Recommendations for organizations

PriorityAction
CriticalImplement extension allowlisting for developer environments
HighMonitor for Solana RPC and unusual API traffic from dev machines
HighDeploy file integrity monitoring on VS Code extension directories
MediumRequire 2FA for all developer marketplace accounts
OngoingSecurity awareness training on supply chain risks

Context

GlassWorm represents a new evolution in supply chain attacks: self-propagating malware that uses blockchain infrastructure for takedown-resistant C2 and invisible code obfuscation to evade review.
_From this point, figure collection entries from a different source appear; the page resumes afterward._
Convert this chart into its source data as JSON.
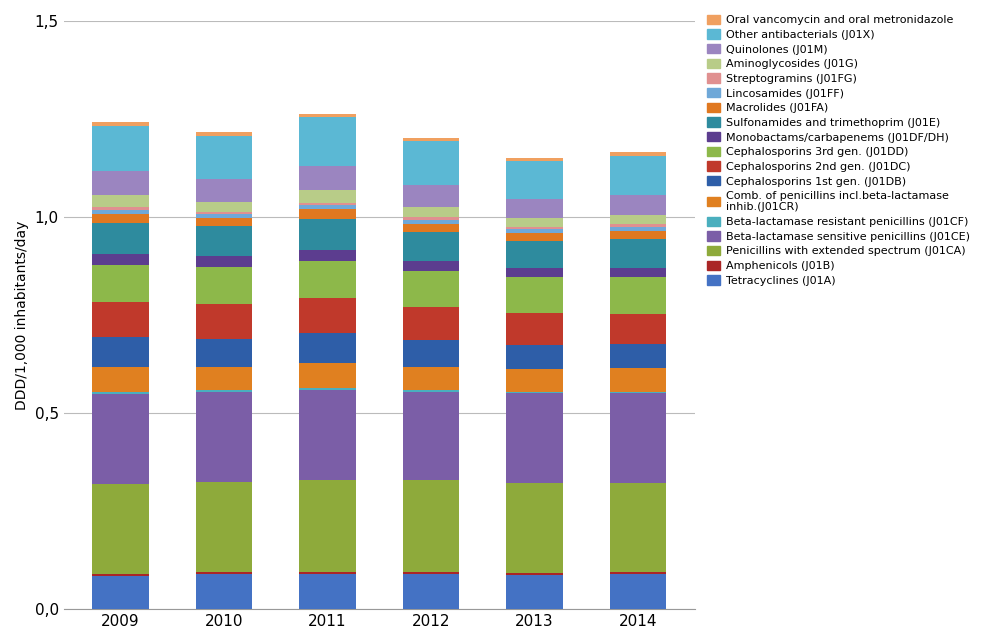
{
  "years": [
    "2009",
    "2010",
    "2011",
    "2012",
    "2013",
    "2014"
  ],
  "series": [
    {
      "label": "Tetracyclines (J01A)",
      "color": "#4472C4",
      "values": [
        0.085,
        0.09,
        0.09,
        0.09,
        0.088,
        0.09
      ]
    },
    {
      "label": "Amphenicols (J01B)",
      "color": "#AA2626",
      "values": [
        0.004,
        0.004,
        0.004,
        0.004,
        0.004,
        0.004
      ]
    },
    {
      "label": "Penicillins with extended spectrum (J01CA)",
      "color": "#8EAA3B",
      "values": [
        0.23,
        0.23,
        0.235,
        0.235,
        0.23,
        0.228
      ]
    },
    {
      "label": "Beta-lactamase sensitive penicillins (J01CE)",
      "color": "#7B5EA7",
      "values": [
        0.23,
        0.23,
        0.23,
        0.225,
        0.228,
        0.228
      ]
    },
    {
      "label": "Beta-lactamase resistant penicillins (J01CF)",
      "color": "#4AAFBE",
      "values": [
        0.004,
        0.004,
        0.004,
        0.004,
        0.004,
        0.004
      ]
    },
    {
      "label": "Comb. of penicillins incl.beta-lactamase\ninhib.(J01CR)",
      "color": "#E08020",
      "values": [
        0.065,
        0.06,
        0.065,
        0.06,
        0.058,
        0.06
      ]
    },
    {
      "label": "Cephalosporins 1st gen. (J01DB)",
      "color": "#2E5EA8",
      "values": [
        0.075,
        0.07,
        0.075,
        0.068,
        0.062,
        0.062
      ]
    },
    {
      "label": "Cephalosporins 2nd gen. (J01DC)",
      "color": "#C0392B",
      "values": [
        0.09,
        0.09,
        0.09,
        0.085,
        0.082,
        0.078
      ]
    },
    {
      "label": "Cephalosporins 3rd gen. (J01DD)",
      "color": "#8DB84A",
      "values": [
        0.095,
        0.095,
        0.095,
        0.092,
        0.09,
        0.092
      ]
    },
    {
      "label": "Monobactams/carbapenems (J01DF/DH)",
      "color": "#5C3D8F",
      "values": [
        0.028,
        0.028,
        0.028,
        0.026,
        0.025,
        0.025
      ]
    },
    {
      "label": "Sulfonamides and trimethoprim (J01E)",
      "color": "#2E8B9E",
      "values": [
        0.078,
        0.075,
        0.078,
        0.072,
        0.068,
        0.072
      ]
    },
    {
      "label": "Macrolides (J01FA)",
      "color": "#E07820",
      "values": [
        0.025,
        0.022,
        0.026,
        0.022,
        0.02,
        0.022
      ]
    },
    {
      "label": "Lincosamides (J01FF)",
      "color": "#6FA8D8",
      "values": [
        0.01,
        0.01,
        0.01,
        0.01,
        0.01,
        0.01
      ]
    },
    {
      "label": "Streptogramins (J01FG)",
      "color": "#E09090",
      "values": [
        0.006,
        0.006,
        0.006,
        0.006,
        0.006,
        0.006
      ]
    },
    {
      "label": "Aminoglycosides (J01G)",
      "color": "#B8CC88",
      "values": [
        0.03,
        0.025,
        0.032,
        0.026,
        0.022,
        0.024
      ]
    },
    {
      "label": "Quinolones (J01M)",
      "color": "#9B85C0",
      "values": [
        0.062,
        0.058,
        0.062,
        0.058,
        0.05,
        0.05
      ]
    },
    {
      "label": "Other antibacterials (J01X)",
      "color": "#5BB8D4",
      "values": [
        0.115,
        0.11,
        0.125,
        0.11,
        0.096,
        0.1
      ]
    },
    {
      "label": "Oral vancomycin and oral metronidazole",
      "color": "#F0A060",
      "values": [
        0.01,
        0.01,
        0.008,
        0.008,
        0.008,
        0.012
      ]
    }
  ],
  "ylabel": "DDD/1,000 inhabitants/day",
  "ylim": [
    0,
    1.5
  ],
  "yticks": [
    0.0,
    0.5,
    1.0,
    1.5
  ],
  "ytick_labels": [
    "0,0",
    "0,5",
    "1,0",
    "1,5"
  ],
  "background_color": "#FFFFFF",
  "grid_color": "#BBBBBB"
}
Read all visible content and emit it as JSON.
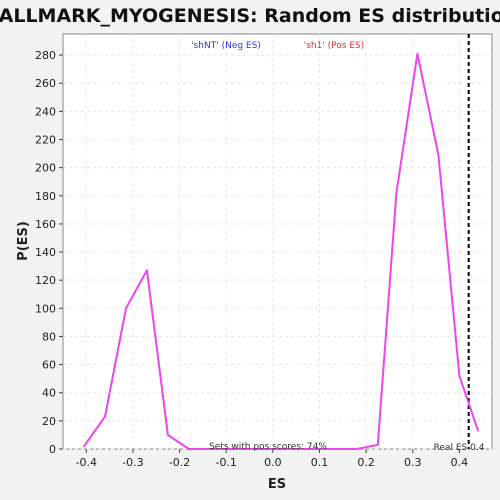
{
  "chart_data": {
    "type": "line",
    "title": "HALLMARK_MYOGENESIS: Random ES distribution",
    "xlabel": "ES",
    "ylabel": "P(ES)",
    "xlim": [
      -0.45,
      0.47
    ],
    "ylim": [
      0,
      295
    ],
    "x_ticks": [
      -0.4,
      -0.3,
      -0.2,
      -0.1,
      0.0,
      0.1,
      0.2,
      0.3,
      0.4
    ],
    "x_tick_labels": [
      "-0.4",
      "-0.3",
      "-0.2",
      "-0.1",
      "0.0",
      "0.1",
      "0.2",
      "0.3",
      "0.4"
    ],
    "y_ticks": [
      0,
      20,
      40,
      60,
      80,
      100,
      120,
      140,
      160,
      180,
      200,
      220,
      240,
      260,
      280
    ],
    "y_tick_labels": [
      "0",
      "20",
      "40",
      "60",
      "80",
      "100",
      "120",
      "140",
      "160",
      "180",
      "200",
      "220",
      "240",
      "260",
      "280"
    ],
    "grid": true,
    "series": [
      {
        "color": "#ee44ee",
        "points": [
          [
            -0.405,
            2
          ],
          [
            -0.36,
            23
          ],
          [
            -0.315,
            100
          ],
          [
            -0.27,
            127
          ],
          [
            -0.225,
            10
          ],
          [
            -0.18,
            0
          ],
          [
            -0.135,
            0
          ],
          [
            -0.09,
            0
          ],
          [
            -0.045,
            0
          ],
          [
            0.0,
            0
          ],
          [
            0.045,
            0
          ],
          [
            0.09,
            0
          ],
          [
            0.135,
            0
          ],
          [
            0.18,
            0
          ],
          [
            0.225,
            3
          ],
          [
            0.265,
            182
          ],
          [
            0.31,
            281
          ],
          [
            0.355,
            209
          ],
          [
            0.4,
            52
          ],
          [
            0.44,
            13
          ]
        ]
      }
    ],
    "reference_line": {
      "x": 0.42,
      "style": "dashed",
      "color": "#000000",
      "label": "Real ES 0.4"
    },
    "legend": {
      "placement": "top",
      "neg_label": "'shNT' (Neg ES)",
      "neg_color": "#3333dd",
      "pos_label": "'sh1' (Pos ES)",
      "pos_color": "#dd3333"
    },
    "annotation": "Sets with pos scores: 74%"
  }
}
The combination of worm behavior, trusted-publisher compromise, and crypto-targeting payloads makes this particularly dangerous for organizations with developer populations.

Developers working with VS Code extensions should treat the supply chain as hostile and verify extensions at every update, not just initial installation.

Incident response guidance

If you installed any extension from the IOC list:

StepAction
1Treat as credential exposure event
2Remove the malicious extension
3Delete on-disk artifacts
4Rotate all developer credentials (SSH, NPM, GitHub, Git)
5Verify hardware wallet applications
6Check for LaunchAgents (macOS) or scheduled tasks (Windows)
7Scan for connections to known C2 IPs

Organizations should also consider disabling auto-update for extensions and implementing a centralized allowlist for approved packages.